A team from Genethon used an artificial intelligence approach to develop an optimized gene therapy vector able to target muscle tissue specifically. Their innovation, tested in Duchenne muscular dystrophy and limb-girdle muscular dystrophy models, opens new, promising perspectives for improving the efficacy and safety of treatments for neuromuscular diseases. It may also be deployable for gene therapies targeting other tissues.
In gene therapy, a vector is needed to get the therapeutic gene and its regulatory sequences to the concerned cells. Currently, the most efficient vectors are viruses that have been re-engineered to remove any pathogenicity and render them apt for transgene delivery. In neuromuscular diseases, adeno-associated viruses (AAVs) are most frequently used. That virus’s genetic material is enclosed in a proteinaceous shell called a capsid. This latter plays a key role in the virus’s—and thus the vector’s—ability to target particular cells. However, the true specificity of that targeting ability of AAVs needs to be improved to reach their full potential as therapeutic vectors. Indeed, in neuromuscular diseases, very high levels of vectors are needed to bring enough of them to the targeted muscle cells, but this causes an overflow of vectors that ends up in the liver, causing a risk of hepatic complications.
To address that problem, Genethon’s “Progressive Muscular Dystrophies team“, headed by Isabelle Richard, has developed an innovative, artificial-intelligence-based method for the development of gene therapy vectors able to more specifically target skeletal muscle, thus improving the efficacy and safety of the treatment.
Their work was published on 11 September 2024 in Nature Communications and had been presented in part by researcher Ai Vu Hong at a conference entitled “Optimizing innovative therapies: Therapeutic targeting and combinatorial strategies”, co-organized by Genopole and the University of Évry Paris-Saclay and held on 2 July 2024.
LICA1: a promising vector born of artificial intelligence
The team’s innovation involves the modification of the AAV capsid so that it specifically recognizes an integrin complex named αVβ6, which is particularly abundant on the muscle cell surface. The in silico method for protein conception involved modifying a characteristic protein on the capsid by adding a binding motif to it, one specific to αVβ6, and modifying its surrounding amino acids (see image).
These changes also improved the protein’s stability and folding, and thus the stability of the vector.
Of six variants conceived in silico, then produced and studied, one, named LICA1, appeared particularly promising. The research team thus tested that vector in vitro on human differentiated muscle cells and thereafter in animal models of Duchenne muscular dystrophy and limb-girdle muscular dystrophy. They found that it was indeed able to effectively deliver and express therapeutic transgenes.
20-fold fewer vectors and greater efficacy than with current AAVs in muscular dystrophy models
More precisely, the LICA1 vector presented muscle transduction efficacy significantly higher than that of current vectors, even at doses 20-times lower than those normally required. In murine muscular dystrophy models, LICA1 was able to transduce more than 80% of muscle fibers and confer a notable improvement in muscle function. It reduced muscle lesion biomarkers by 57.5% and 67.2% in Duchenne muscular dystrophy and limb-girdle muscular dystrophy models respectively. Moreover, it provided the most favorable muscle-to-liver transduction rate among all of the tested AAVs, thus minimizing adverse effects associated with vector accumulation in the liver. This increased specificity for skeletal muscle was confirmed in histological and transcriptomics analyses, underlining LICA1’s increased effectiveness for correcting dystrophic phenotypes, transcriptional dysregulations and muscular function in dystrophy models.

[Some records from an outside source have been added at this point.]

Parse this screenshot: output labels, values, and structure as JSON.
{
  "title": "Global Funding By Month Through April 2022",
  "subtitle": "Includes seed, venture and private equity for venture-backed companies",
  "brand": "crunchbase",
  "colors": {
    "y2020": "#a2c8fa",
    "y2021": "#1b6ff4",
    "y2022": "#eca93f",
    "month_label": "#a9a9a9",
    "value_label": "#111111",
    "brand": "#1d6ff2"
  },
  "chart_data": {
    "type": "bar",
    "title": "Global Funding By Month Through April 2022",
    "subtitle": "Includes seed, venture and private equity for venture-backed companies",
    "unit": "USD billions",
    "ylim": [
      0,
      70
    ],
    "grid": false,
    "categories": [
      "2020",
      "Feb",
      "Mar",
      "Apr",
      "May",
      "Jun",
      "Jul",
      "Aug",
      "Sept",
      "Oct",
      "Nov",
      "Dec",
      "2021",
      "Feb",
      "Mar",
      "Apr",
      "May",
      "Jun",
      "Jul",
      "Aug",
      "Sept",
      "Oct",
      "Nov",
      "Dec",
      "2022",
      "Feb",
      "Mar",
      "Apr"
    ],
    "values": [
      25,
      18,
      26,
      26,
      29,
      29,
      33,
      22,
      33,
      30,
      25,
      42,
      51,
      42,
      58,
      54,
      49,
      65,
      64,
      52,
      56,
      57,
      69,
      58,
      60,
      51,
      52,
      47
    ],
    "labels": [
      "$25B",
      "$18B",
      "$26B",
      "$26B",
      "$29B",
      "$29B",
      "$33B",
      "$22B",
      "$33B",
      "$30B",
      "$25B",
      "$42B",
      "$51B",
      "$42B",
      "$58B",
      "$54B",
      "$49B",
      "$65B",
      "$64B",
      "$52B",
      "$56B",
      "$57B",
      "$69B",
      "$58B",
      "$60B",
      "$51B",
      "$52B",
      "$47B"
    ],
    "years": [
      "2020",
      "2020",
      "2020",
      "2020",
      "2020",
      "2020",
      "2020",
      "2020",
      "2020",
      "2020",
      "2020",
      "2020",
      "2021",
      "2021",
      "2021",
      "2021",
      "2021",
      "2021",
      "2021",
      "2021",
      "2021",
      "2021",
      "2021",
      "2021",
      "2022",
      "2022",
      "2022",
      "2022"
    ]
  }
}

A validated approach extendable to other organs and diseases
The results of this study suggest that LICA1 may be able to improve muscular dystrophy gene therapies by offering better vectoral efficacy and safety. It could help reduce treatment dosages, which has great importance for minimizing not only adverse effects but also treatment costs, making gene therapies more accessible to patients with myopathic diseases.
More generally, the work done by the Genethon team underlines the potential of associating artificial intelligence with viral vector engineering expertise to improve specificity, efficacy and safety in gene therapies. The methodology developed by the Évry team for selecting pertinent receptors and using artificial intelligence to design a thereto-tailored capsid is also applicable for other systems and diseases.